Megan Neville: Years ago I was in a workshop taught by Solmaz Sharif, & she said, “Do your poems know that you will die?” That has stuck with me. It’s a definitive dividing line between poems that have stakes & poems that don’t.
Also, Lucie, your response makes me SO HAPPY bc I’m an English teacher, & I say “So what?” to my students more than any other phrase. Glad to know it’s not just dissipating out into the void!
Rita: WOW! SS is so brilliant, tysm, Megan, for sharing that. It’s so beautiful and brutal.
Avery Yoder-Wells: Oh this is so interesting!! I’ve been seeing those stakes notes [in our submissions queue] too. I always saw them on pieces that felt too…impersonal? The emotions never quite hit, for reasons that could be hard to explain.
I know a fair bit about fiction’s stakes (if you choose one action, what are the consequences? if you don’t, what are the consequences?) so I think without realizing I applied that logic to the turn or shift of a poem? ’cause I often approach poems looking for some shift that makes me end in a different place than I started. So for me maybe “stakes” are about the potential energy for that eventual act of change. What does the poem want to do or be? What change is bristling inside of it? And why did it start at a distance from what it becomes in the end—what is it afraid of?
Rita: BRISTLE!!! If more profs could see what Avery knows, we would have such beautiful art.
Nicole Byrne: Fully echoing the “so what?” here, as that’s what often jumps to my mind as well. Fearlessness is also something I associate with poems with high stakes. A comment I tend to write often is “feels like I’m being held at arm’s length,” which is basically my shorthand for I feel like this poem COULD have high/higher stakes, but that the writer/poem is afraid to face them at this time.
Daniel Garcia: Thanks for posing this question, Maureen; I’ve been thinking about it for hours!! Others have said this in ways better than I will, and this is a bit of a leap that I’ll do my best to neatly tie together, but a thing I come back to often when I’m thinking about stakes within poems is actually a concept within essays/creative nonfiction that I refer to as insight. I’m glossing over things, but basically, insight is the “what do I want to say about this thing/experience” factor; the moment of wisdom that’s been gleaned after reflecting on the thing/experience. Obviously, a poem doesn’t necessarily have to come away with a sense of wisdom or whatever, though I suppose many poems do such a thing (there’s so much overlap between poems and essays lol), but insight, imo, is tied to a discovery inside the work; an unveiling of sorts. The stakes are, I think, one of the things that help the reader get to the insight, to the thing a poem wants to say about itself.

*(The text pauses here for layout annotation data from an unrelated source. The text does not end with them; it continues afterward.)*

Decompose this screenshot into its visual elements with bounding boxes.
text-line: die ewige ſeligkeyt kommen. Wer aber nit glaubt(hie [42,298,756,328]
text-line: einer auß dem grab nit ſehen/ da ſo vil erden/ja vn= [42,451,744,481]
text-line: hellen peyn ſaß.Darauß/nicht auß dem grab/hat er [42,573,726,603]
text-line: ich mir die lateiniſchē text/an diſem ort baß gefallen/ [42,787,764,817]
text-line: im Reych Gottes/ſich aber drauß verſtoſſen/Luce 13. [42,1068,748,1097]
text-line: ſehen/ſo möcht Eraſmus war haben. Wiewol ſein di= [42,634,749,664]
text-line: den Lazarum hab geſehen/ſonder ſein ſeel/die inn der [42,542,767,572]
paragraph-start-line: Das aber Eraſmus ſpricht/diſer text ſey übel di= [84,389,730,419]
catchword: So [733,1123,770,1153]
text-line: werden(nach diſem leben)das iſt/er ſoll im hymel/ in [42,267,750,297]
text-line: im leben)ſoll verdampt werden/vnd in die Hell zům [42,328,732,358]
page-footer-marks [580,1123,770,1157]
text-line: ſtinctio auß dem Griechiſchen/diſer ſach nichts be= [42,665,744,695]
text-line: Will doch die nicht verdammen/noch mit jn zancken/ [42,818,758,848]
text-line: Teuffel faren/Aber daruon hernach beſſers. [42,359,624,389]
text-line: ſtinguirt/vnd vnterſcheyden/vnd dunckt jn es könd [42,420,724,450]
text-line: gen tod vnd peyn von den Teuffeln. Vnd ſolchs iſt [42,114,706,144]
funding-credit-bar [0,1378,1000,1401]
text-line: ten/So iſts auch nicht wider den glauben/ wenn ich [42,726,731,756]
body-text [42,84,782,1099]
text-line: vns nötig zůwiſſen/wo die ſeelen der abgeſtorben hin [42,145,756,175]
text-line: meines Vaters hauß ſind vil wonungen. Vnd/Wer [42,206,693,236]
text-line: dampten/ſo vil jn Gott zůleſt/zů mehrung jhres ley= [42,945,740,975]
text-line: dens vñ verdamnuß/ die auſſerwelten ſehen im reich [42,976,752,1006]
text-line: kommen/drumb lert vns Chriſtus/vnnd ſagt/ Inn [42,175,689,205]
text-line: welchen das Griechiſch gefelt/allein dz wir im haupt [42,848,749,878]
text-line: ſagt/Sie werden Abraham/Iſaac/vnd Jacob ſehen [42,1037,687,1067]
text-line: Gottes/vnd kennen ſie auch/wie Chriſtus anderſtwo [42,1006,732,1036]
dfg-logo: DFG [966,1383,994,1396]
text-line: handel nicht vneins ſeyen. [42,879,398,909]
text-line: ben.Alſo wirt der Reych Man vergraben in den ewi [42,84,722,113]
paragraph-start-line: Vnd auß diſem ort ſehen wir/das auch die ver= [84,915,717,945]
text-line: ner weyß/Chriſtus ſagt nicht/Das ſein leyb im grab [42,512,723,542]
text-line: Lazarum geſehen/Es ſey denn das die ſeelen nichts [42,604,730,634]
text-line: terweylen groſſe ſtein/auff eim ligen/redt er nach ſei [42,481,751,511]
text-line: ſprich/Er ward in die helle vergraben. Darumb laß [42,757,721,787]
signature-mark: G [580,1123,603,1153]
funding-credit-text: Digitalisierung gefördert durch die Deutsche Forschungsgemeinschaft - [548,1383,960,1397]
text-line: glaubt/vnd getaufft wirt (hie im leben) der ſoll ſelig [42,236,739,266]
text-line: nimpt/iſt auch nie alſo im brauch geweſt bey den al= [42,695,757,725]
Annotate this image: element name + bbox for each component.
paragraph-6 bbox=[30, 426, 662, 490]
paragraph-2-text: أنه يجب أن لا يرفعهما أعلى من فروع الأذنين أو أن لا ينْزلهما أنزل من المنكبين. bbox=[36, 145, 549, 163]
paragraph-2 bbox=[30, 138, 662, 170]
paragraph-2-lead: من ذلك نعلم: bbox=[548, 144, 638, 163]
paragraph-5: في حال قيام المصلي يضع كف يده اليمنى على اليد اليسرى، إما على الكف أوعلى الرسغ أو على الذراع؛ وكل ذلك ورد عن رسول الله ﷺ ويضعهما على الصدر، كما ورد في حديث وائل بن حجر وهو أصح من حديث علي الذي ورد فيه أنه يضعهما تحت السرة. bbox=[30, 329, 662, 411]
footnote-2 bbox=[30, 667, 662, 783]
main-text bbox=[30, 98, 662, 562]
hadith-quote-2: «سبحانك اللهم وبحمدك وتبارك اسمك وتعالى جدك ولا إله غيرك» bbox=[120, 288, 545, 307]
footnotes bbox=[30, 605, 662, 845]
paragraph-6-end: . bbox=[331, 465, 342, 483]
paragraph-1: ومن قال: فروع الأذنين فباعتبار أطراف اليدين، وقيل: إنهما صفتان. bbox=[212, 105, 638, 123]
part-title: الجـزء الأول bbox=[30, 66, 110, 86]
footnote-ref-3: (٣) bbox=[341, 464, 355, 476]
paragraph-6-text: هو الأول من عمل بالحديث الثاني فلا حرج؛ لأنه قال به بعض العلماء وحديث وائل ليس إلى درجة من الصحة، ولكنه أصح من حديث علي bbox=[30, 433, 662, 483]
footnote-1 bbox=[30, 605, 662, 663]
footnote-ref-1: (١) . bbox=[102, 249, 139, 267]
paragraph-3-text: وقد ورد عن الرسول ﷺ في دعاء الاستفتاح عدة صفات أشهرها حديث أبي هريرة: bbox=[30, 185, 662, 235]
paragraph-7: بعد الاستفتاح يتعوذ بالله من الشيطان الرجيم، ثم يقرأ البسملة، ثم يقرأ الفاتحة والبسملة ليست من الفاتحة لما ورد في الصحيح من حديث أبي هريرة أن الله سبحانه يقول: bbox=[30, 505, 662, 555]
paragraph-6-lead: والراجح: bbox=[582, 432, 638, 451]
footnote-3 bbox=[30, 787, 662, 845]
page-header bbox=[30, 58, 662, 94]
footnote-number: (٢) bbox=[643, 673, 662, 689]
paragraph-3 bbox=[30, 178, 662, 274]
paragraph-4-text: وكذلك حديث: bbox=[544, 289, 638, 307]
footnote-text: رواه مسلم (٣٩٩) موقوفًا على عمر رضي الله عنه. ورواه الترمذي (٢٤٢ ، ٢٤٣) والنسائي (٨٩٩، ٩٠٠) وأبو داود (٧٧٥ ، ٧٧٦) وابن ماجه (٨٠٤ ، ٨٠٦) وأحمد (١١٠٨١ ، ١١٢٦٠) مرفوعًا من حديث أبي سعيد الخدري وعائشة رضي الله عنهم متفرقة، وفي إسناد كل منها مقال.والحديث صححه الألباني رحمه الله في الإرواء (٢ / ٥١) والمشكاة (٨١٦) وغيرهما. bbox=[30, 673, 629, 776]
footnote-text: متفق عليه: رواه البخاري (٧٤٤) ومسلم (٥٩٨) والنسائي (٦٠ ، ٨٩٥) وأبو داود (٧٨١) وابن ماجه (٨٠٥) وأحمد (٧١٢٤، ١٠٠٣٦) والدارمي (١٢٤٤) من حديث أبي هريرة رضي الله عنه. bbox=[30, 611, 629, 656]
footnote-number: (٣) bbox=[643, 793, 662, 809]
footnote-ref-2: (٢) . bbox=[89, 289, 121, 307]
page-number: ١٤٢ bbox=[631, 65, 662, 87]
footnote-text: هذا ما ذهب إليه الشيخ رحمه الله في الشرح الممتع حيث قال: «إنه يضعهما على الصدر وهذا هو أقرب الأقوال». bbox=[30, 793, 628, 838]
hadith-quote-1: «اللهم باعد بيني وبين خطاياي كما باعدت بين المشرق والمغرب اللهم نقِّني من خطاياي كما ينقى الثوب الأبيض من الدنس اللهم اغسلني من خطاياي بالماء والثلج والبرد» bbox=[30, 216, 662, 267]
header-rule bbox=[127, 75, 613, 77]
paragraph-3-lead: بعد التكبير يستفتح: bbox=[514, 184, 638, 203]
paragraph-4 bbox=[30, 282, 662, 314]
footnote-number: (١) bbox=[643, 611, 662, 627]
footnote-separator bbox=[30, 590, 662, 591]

Jennifer S. Cheng has a line I return to often: “We are, if anything, in tension.” And I don’t necessarily mean tension in the way we think of it (as in, say, narrative prose; material, concrete conflict), but the undercurrent that propels the piece forward, the electricity; the thing that keeps the lights on as the poem discusses/works through things. The occasion, you know? The “so what?” factor that was mentioned earlier, yes, but I think, at least for me, it’s the enticing thing, the thing which keeps drawing my eye back in again and again. Almost like the throughline but not quite. A loose kind of metaphysical transit in which language is the operative vehicle. This is getting too metaphorical, but maybe what I’m saying is, the stakes are where the possibility inside the work li[v]es, the upcoming forecast—cloudy with a chance of transformation.